The company has also undertaken a broad review of domestic growth options. Mr Whineray says this review, involving external advisors, focused on opportunities with potential to deliver value for customers and help drive progressive returns to Mercury’s owners over time.
“We have established capability and small, but important, new revenue streams in key technologies such as solar and distributed storage to complement our core strength in renewable generation.
“We are investing in the Mercury Research and Development Centre to showcase world-leading solar, battery storage, electric vehicle (EV) charging and other energy technologies in New Zealand conditions. We are also looking beyond the home to opportunities in e-mobility and relevant areas of transportation.”
Partnerships
In the six months to 31 December 2016, Mercury announced a range of initiatives being progressed through value-enhancing partnerships.
Mercury has been confirmed by a global leader in solar panel technology and sustainability, Trina Solar, as their preferred residential and commercial sales partner in New Zealand. We are also the exclusive New Zealand supplier of the SolaX-BOX battery, which offers an advanced and flexible home storage system that complements solar production and can provide effective back-up during a power outage.
The company has partnered with global software and services company, PlugShare, on the Electric HighwayTM to increase the visibility of the full range of EV charging locations to support electric vehicle growth in New Zealand.
Another substantial initiative, led by the chief executives of Mercury and Air New Zealand, saw 30 of New Zealand’s leading businesses commit to a minimum of 30% EVs in their fleets by 2019, representing 1,450 EVs in total.
Mr Whineray says: “This is one of the largest voluntary sustainability initiatives in New Zealand business history, with the potential to take around 3 million kg of carbon emissions out of the environment every year. We also see this as another very meaningful milestone in the uptake of EVs and electricity becoming the transport fuel of choice.”
Customer Loyalty
Mr Whineray says the response to the new Mercury brand (launched on 29 July 2016) has been “extremely positive with our people and with our customers”.
Mercury’s customer satisfaction reached record levels during HY2017 and switching rates were more than 3% lower than the market average reported by the Electricity Authority.
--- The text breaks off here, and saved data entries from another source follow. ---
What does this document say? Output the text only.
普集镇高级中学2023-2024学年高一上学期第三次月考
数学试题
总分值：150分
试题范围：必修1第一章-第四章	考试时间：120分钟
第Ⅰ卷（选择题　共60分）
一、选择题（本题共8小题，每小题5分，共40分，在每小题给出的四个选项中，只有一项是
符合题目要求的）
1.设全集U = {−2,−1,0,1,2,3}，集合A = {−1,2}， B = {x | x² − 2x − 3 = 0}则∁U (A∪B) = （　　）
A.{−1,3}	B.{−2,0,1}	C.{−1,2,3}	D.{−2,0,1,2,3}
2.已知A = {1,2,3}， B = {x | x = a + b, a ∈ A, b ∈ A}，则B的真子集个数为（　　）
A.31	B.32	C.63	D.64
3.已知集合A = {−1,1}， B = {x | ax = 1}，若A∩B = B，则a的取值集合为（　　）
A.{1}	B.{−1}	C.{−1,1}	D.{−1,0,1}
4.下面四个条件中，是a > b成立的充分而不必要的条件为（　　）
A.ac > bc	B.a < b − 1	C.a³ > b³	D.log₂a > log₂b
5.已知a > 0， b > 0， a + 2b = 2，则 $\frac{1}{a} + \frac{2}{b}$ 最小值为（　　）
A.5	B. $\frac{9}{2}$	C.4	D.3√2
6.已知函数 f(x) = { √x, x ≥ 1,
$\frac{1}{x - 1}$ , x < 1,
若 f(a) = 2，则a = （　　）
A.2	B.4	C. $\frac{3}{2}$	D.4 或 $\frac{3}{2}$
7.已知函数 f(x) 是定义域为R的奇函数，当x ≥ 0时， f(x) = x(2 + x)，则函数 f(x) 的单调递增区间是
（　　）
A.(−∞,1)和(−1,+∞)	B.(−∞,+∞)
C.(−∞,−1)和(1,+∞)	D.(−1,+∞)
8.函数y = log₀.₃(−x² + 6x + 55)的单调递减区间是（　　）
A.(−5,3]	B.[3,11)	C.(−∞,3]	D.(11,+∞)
Customer numbers increased by about 11,000 over the period, largely due to better retention of existing customers, consistent with our focus on rewarding loyalty.
More than 100,000 customers were rewarded with a Free Power Day, and almost 100,000 have registered for AirpointsTM. Mr Whineray says another significant contributor to loyalty is the popularity of Mercury’s fixed-price contracts.
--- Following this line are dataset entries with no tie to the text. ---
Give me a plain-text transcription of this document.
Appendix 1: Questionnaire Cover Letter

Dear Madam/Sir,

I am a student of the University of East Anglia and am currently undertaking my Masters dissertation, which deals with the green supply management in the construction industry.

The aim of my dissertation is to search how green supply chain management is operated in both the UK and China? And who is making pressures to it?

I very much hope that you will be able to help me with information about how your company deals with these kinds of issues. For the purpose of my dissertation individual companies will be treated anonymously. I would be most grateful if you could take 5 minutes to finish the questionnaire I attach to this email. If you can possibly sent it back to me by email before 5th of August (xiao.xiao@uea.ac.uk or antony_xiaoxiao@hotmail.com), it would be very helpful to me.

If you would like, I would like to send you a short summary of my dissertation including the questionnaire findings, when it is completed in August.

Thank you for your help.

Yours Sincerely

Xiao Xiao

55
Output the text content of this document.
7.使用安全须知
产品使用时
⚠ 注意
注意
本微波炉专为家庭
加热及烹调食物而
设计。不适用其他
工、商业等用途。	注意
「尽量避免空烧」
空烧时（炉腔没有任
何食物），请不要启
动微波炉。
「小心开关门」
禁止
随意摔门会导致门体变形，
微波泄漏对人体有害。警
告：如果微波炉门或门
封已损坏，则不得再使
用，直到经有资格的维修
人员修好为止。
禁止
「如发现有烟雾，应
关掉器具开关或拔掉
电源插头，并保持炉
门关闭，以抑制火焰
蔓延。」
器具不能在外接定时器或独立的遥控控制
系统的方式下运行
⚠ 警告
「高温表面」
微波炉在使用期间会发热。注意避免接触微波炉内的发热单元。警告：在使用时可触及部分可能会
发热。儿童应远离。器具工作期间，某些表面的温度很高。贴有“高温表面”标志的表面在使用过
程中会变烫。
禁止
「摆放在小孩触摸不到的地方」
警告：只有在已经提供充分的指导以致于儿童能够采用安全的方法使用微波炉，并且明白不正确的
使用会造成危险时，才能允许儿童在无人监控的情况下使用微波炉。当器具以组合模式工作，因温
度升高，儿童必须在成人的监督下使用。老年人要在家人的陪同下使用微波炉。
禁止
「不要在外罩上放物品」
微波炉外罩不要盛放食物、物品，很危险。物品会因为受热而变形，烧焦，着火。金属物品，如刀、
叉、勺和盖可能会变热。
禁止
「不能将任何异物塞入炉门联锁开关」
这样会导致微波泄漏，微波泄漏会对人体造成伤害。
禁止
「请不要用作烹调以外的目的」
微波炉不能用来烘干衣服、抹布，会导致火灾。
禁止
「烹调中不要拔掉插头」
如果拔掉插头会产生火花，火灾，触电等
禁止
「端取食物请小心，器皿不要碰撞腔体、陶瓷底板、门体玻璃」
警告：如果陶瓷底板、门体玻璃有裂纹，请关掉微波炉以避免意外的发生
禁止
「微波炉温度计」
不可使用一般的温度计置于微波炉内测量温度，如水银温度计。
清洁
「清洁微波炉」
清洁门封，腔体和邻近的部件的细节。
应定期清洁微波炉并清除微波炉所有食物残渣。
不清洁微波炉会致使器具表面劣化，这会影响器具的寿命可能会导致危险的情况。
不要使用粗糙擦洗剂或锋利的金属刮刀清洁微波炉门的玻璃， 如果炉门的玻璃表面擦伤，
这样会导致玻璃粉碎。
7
“This is the single-most successful retail offering in terms of uptake in the New Zealand electricity market, with 1-in-3 Mercury customers opting for the certainty of contracts.”
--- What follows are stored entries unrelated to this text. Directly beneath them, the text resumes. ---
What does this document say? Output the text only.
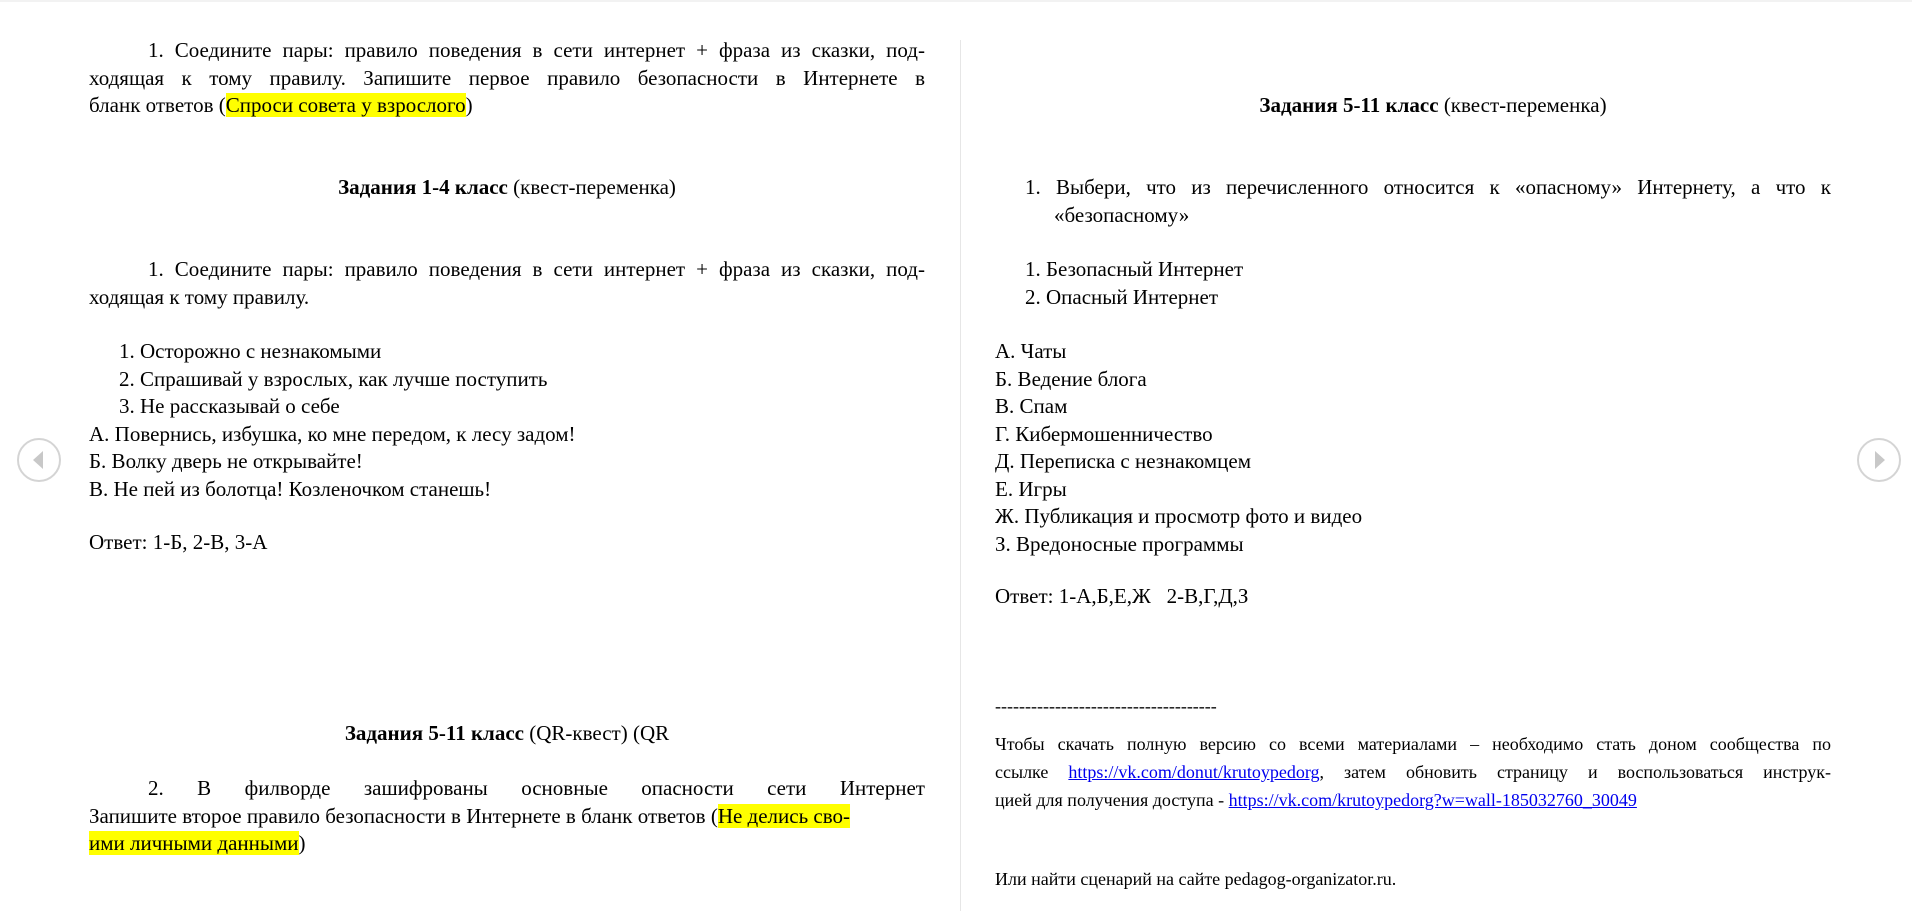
1. Соедините пары: правило поведения в сети интернет + фраза из сказки, под-
ходящая к тому правилу. Запишите первое правило безопасности в Интернете в
бланк ответов (Спроси совета у взрослого)
Задания 1-4 класс (квест-переменка)
1. Соедините пары: правило поведения в сети интернет + фраза из сказки, под-
ходящая к тому правилу.
1. Осторожно с незнакомыми
2. Спрашивай у взрослых, как лучше поступить
3. Не рассказывай о себе
А. Повернись, избушка, ко мне передом, к лесу задом!
Б. Волку дверь не открывайте!
В. Не пей из болотца! Козленочком станешь!
Ответ: 1-Б, 2-В, 3-А
Задания 5-11 класс (QR-квест) (QR
2. В филворде зашифрованы основные опасности сети Интернет
Запишите второе правило безопасности в Интернете в бланк ответов (Не делись сво-
ими личными данными)
Задания 5-11 класс (квест-переменка)
1. Выбери, что из перечисленного относится к «опасному» Интернету, а что к
«безопасному»
1. Безопасный Интернет
2. Опасный Интернет
А. Чаты
Б. Ведение блога
В. Спам
Г. Кибермошенничество
Д. Переписка с незнакомцем
Е. Игры
Ж. Публикация и просмотр фото и видео
З. Вредоносные программы
Ответ: 1-А,Б,Е,Ж   2-В,Г,Д,З
-------------------------------------
Чтобы скачать полную версию со всеми материалами – необходимо стать доном сообщества по
ссылке https://vk.com/donut/krutoypedorg, затем обновить страницу и воспользоваться инструк-
цией для получения доступа - https://vk.com/krutoypedorg?w=wall-185032760_30049
Или найти сценарий на сайте pedagog-organizator.ru.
Mercury’s first AirpointsTM offer has moved more than 4,000 customers to two-year contracts and is also expected to be a powerful retention product. He says Mercury has continued to invest in and seamlessly implement updates to key technology platforms to support service to customers and digital engagement.
FY2017 Guidance
The company has revised EBITDAF guidance for the current financial year (FY2017) to $500 million, subject to any material adverse events, significant one-off expenses or other unforeseeable circumstances including hydrological conditions.